Arkansas Attorney General Leslie Rutledge's trip to Texas border cost $4000 – Arkansas Online

Documents show expenses for Arkansas Attorney General Leslie Rutledge’s trip to the Texas border in January totaled more than $4,000, which included food, gas, hotels and reimbursements.
Rutledge told reporters earlier this month that she was joined by 12 other attorneys general for a tour of the U.S. and Mexico border and for a briefing by the Texas Department of Public Safety and other government officials, including Texas Gov. Greg Abbott, a fellow Republican.
Rutledge implored President Joe Biden’s administration earlier this month to send assistance to the southern border to address illegal immigration and drug trafficking after making the trip in January.
Documents obtained in response to an Arkansas Freedom of Information request by the Arkansas Democrat-Gazette show the cost of the trip was $4,068.89.
Amanda Priest, a spokesperson for the attorney general’s office, said one page of the documents was for reimbursement costs and another was for expenses paid for by using the office’s credit card.
Documents show that $338.11 was spent on gas getting to McAllen, Texas, and back. Gas prices were around $3 per gallon at the time of the trip.
Reimbursement documents for staff meals, a two-day hotel stay for spokesperson Stephanie Sharp at an Embassy Suites in McAllen, and an Uber ride totaled $845.20.
Receipts showed that most of the meals were from McDonald’s, a bistro at the Houston Marriott and a Prime Steak and Seafood restaurant in McAllen.
Rutledge also had a two-night stay at an Embassy Suites that cost $607.20. Documents show the daily cost was $315.10 on Jan. 26 and $292.10 on Jan. 27.
The remaining expenses are hotel stays for what appear to be members of Rutledge’s staff. Hotel stops included Sugarland, Texas McAllen, Texas; and Houston. Names on the documents include Jeremiah Terrell, Robert Keefer, Jerry Keefer and Sharp.
Rutledge also attended a rally in Houston by former President Donald Trump during the trip. Documents indicate several staff members stayed in Houston for a couple of days, but no expense report for Rutledge’s stay was included among documents released to the Democrat-Gazette.
Rutledge told reporters earlier this month she attended the rally on personal time alongside attorneys general from South Dakota, Texas, Indiana and Missouri.

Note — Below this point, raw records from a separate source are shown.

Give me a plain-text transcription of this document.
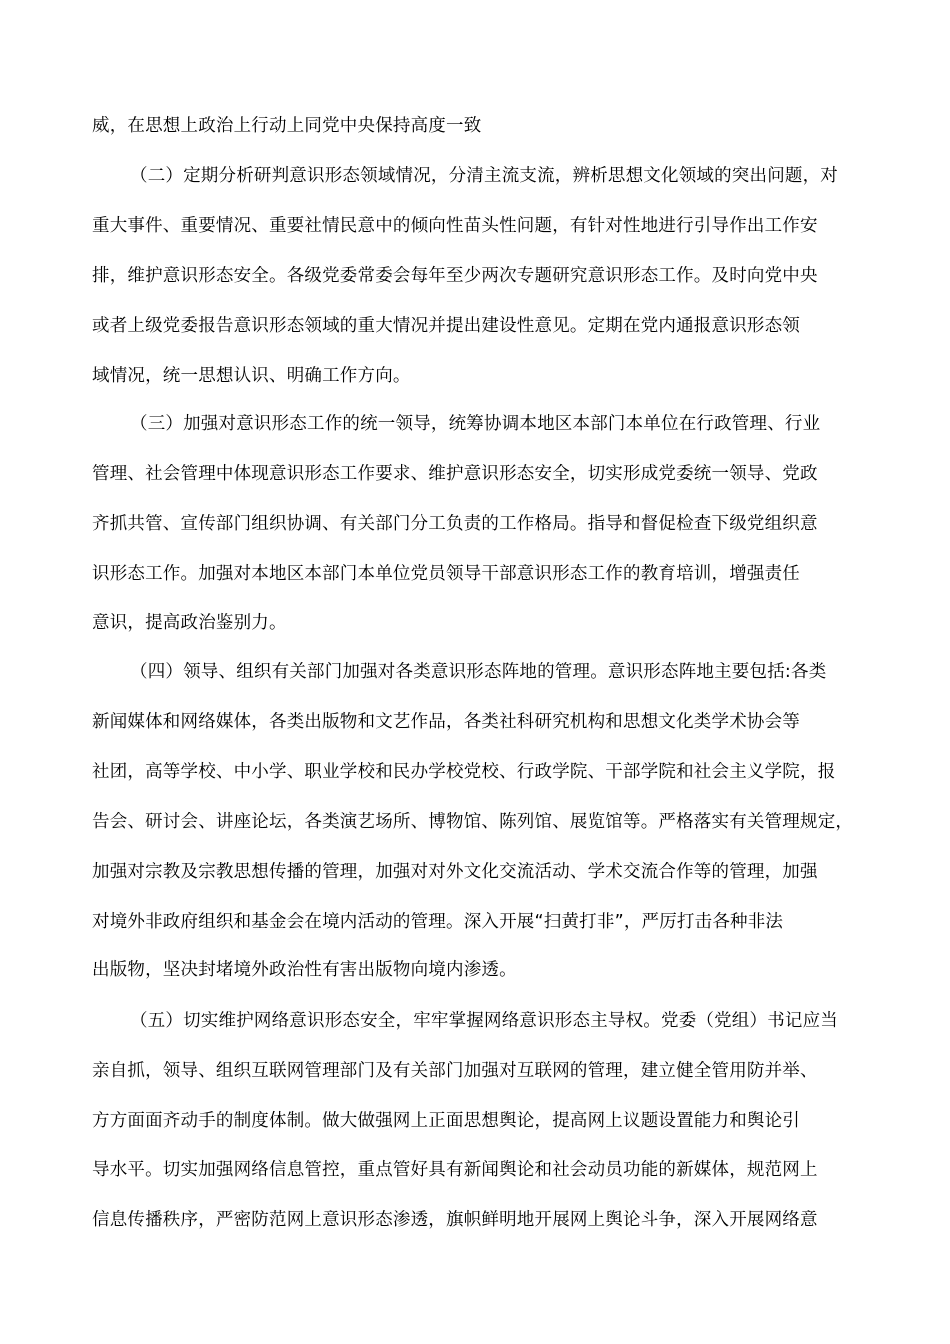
威，在思想上政治上行动上同党中央保持高度一致
（二）定期分析研判意识形态领域情况，分清主流支流，辨析思想文化领域的突出问题，对
重大事件、重要情况、重要社情民意中的倾向性苗头性问题，有针对性地进行引导作出工作安
排，维护意识形态安全。各级党委常委会每年至少两次专题研究意识形态工作。及时向党中央
或者上级党委报告意识形态领域的重大情况并提出建设性意见。定期在党内通报意识形态领
域情况，统一思想认识、明确工作方向。
（三）加强对意识形态工作的统一领导，统筹协调本地区本部门本单位在行政管理、行业
管理、社会管理中体现意识形态工作要求、维护意识形态安全，切实形成党委统一领导、党政
齐抓共管、宣传部门组织协调、有关部门分工负责的工作格局。指导和督促检查下级党组织意
识形态工作。加强对本地区本部门本单位党员领导干部意识形态工作的教育培训，增强责任
意识，提高政治鉴别力。
（四）领导、组织有关部门加强对各类意识形态阵地的管理。意识形态阵地主要包括:各类
新闻媒体和网络媒体，各类出版物和文艺作品，各类社科研究机构和思想文化类学术协会等
社团，高等学校、中小学、职业学校和民办学校党校、行政学院、干部学院和社会主义学院，报
告会、研讨会、讲座论坛，各类演艺场所、博物馆、陈列馆、展览馆等。严格落实有关管理规定，
加强对宗教及宗教思想传播的管理，加强对对外文化交流活动、学术交流合作等的管理，加强
对境外非政府组织和基金会在境内活动的管理。深入开展“扫黄打非”，严厉打击各种非法
出版物，坚决封堵境外政治性有害出版物向境内渗透。
（五）切实维护网络意识形态安全，牢牢掌握网络意识形态主导权。党委（党组）书记应当
亲自抓，领导、组织互联网管理部门及有关部门加强对互联网的管理，建立健全管用防并举、
方方面面齐动手的制度体制。做大做强网上正面思想舆论，提高网上议题设置能力和舆论引
导水平。切实加强网络信息管控，重点管好具有新闻舆论和社会动员功能的新媒体，规范网上
信息传播秩序，严密防范网上意识形态渗透，旗帜鲜明地开展网上舆论斗争，深入开展网络意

Documents didn’t specify whether staff members were paid for attending the rally or whether they went at all.
Rutledge told reporters previously that some of things she learned from the trip were important for Arkansas.
“It’s only 600 miles from the state border of Arkansas,” said Rutledge, who has announced her intentions to run this year for lieutenant governor. “It was less than a day’s drive to get to McAllen, Texas, for our team.”
Rutledge said every day in Arkansas law enforcement members make stops that involve illegal drugs such as fentanyl, opioids and methamphetamine. Rutledge said the drugs are tied to cartels that smuggle illicit drugs across the border into the United States.
The attorney general said human trafficking is also a growing problem along the border.
“The cartels profit $100 million every single week from the trafficking of human beings,” Rutledge said.
“Every state in America is a border state, because every state is impacted by the fentanyl and human trafficking funneled through the southern border of the United States by these cartels.”